Consider what happens in detail when you publish your image message to a separate node:
- You mempcy the data to a
sensor_msgs/Image
message. - When you publish the
sensor_msgs/Image
, ROS serializes its fields into a buffer for inter-process transport - another memcpy. - The subscriber node populates another
sensor_msgs/Image
by deserializing the received buffer. If the nodes are on the same machine (subscribed over loopback), I believe the kernel optimizes this pretty well, but it's another memcpy or two.
It's possible to reduce the first two steps to a single memcpy by defining your own custom image type, that simply points to the DSIF->getRImage()
data, and registering it with roscpp using message traits. Essentially, your custom type pretends to be sensor_msgs/Image
(by registering the same MD5 sum) and serializes to exactly the same over-the-wire format as sensor_msgs/Image
, so any subscribing nodes can't tell the difference. I can point you to examples of this if you want.
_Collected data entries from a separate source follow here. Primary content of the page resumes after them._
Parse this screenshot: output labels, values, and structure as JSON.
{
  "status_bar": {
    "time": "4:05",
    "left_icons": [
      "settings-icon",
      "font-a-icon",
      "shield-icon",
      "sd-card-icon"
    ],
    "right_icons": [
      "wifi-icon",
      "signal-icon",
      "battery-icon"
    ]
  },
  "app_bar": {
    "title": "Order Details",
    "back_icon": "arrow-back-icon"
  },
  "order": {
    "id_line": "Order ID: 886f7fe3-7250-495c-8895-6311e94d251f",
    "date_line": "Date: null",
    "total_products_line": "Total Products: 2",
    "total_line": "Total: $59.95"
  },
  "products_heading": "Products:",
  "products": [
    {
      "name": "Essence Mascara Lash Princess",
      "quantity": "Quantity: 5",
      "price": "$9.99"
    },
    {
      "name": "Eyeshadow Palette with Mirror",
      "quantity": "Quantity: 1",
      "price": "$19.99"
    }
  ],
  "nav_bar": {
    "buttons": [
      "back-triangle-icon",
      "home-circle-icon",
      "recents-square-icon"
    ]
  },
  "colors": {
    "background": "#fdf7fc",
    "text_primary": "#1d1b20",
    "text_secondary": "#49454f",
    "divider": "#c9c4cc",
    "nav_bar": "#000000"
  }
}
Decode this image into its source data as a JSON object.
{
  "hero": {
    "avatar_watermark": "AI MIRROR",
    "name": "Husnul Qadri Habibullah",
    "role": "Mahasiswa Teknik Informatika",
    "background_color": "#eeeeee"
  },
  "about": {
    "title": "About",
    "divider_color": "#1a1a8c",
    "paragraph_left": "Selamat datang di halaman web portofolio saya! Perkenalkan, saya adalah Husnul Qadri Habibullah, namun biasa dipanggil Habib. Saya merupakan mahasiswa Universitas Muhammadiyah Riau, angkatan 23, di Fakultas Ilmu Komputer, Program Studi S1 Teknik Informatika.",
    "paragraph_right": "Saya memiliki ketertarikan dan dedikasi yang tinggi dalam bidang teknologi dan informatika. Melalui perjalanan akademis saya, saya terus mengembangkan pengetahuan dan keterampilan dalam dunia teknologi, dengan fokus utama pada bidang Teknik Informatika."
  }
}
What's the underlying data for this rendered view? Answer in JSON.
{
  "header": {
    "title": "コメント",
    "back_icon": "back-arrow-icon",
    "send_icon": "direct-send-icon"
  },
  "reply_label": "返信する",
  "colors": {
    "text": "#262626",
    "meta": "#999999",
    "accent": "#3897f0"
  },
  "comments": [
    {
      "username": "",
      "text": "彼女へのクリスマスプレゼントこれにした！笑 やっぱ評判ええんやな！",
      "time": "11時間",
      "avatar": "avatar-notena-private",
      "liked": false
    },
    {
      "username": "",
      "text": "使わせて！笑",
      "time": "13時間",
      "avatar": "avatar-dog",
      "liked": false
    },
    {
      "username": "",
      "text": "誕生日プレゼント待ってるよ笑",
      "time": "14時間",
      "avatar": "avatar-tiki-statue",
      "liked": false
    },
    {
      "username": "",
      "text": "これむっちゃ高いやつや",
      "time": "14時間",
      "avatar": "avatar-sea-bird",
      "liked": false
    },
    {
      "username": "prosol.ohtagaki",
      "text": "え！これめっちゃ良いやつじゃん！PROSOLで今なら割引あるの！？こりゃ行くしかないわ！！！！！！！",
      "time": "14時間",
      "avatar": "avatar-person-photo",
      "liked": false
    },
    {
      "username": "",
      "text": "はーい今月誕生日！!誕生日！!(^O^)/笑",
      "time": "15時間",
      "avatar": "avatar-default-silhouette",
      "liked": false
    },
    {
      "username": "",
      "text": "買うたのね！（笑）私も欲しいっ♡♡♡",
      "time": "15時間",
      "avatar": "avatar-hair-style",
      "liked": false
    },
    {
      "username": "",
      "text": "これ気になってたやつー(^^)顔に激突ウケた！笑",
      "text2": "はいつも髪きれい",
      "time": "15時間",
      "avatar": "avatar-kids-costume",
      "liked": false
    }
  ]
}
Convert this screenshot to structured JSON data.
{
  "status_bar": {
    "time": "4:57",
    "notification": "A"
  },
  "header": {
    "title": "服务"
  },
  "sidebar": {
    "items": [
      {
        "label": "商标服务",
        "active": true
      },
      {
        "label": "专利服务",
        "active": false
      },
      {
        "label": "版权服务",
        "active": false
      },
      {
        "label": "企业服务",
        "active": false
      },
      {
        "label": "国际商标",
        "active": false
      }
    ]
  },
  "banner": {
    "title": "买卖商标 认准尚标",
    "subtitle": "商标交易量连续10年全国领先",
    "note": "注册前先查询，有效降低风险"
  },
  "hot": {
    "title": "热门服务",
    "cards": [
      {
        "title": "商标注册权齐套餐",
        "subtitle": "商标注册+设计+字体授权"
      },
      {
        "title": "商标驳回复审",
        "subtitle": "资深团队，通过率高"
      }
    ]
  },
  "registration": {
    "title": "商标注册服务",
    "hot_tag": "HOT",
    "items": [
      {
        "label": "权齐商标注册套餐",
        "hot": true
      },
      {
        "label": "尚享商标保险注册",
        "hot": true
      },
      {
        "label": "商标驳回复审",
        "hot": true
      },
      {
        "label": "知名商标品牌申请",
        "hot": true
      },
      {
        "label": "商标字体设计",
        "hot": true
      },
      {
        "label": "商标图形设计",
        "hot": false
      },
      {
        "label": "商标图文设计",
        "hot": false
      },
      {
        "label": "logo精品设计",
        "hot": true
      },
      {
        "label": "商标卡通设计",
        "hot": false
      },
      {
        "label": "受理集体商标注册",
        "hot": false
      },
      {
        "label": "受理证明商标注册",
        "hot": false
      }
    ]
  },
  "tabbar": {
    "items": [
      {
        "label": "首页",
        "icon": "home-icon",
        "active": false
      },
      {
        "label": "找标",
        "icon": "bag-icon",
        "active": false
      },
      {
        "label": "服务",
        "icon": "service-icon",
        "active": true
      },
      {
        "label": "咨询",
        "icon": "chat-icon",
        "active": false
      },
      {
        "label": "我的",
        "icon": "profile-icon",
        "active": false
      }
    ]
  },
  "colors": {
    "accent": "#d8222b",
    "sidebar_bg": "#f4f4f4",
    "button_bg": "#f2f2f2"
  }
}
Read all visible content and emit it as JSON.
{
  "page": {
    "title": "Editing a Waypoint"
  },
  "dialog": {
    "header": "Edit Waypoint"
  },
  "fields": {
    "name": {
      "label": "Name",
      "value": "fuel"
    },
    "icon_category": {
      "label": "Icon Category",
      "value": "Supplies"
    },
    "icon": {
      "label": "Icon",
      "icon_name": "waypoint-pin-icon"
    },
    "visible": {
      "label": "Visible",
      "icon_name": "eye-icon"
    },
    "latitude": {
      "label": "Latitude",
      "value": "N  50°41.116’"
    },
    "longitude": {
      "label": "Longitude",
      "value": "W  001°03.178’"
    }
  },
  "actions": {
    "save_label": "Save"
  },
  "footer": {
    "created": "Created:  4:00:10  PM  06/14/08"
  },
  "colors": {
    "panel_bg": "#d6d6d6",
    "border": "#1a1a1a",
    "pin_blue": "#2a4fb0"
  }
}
However, after doing all that we're still talking about IPC and 2-3 memcpy's at best. Another issue is that you can't directly use image_transport to provide compressed topics anymore, because image_transport currently understands only sensor_msgs/Image
.
A different approach is to write your camera driver and processing nodes as nodelets, and load them all in the same process. In that case you skip the serialization bottleneck (steps 2 and 3) entirely. The driver publishes a shared_ptr<sensor_msgs::Image>
, and that gets passed directly to the in-process subscriber nodelets. You still pay the cost of the initial memcpy, but that's it.
There's a tutorial on porting nodes to nodelets that needs a little love, but gives you the idea. For a complete example of nodelet-ized camera driver, see Diamondback camera1394.
So my advice is: live with the memcpy, and consider turning your driver into a nodelet if (and only if) message serialization is causing performance problems.
Ideally they would have a nodelet receiving the sensor_msgs::Image in a callback so the serialization would be skipped. However the initial copy from the driver is still wasted cycles. They aught to be able to create a custom allocator.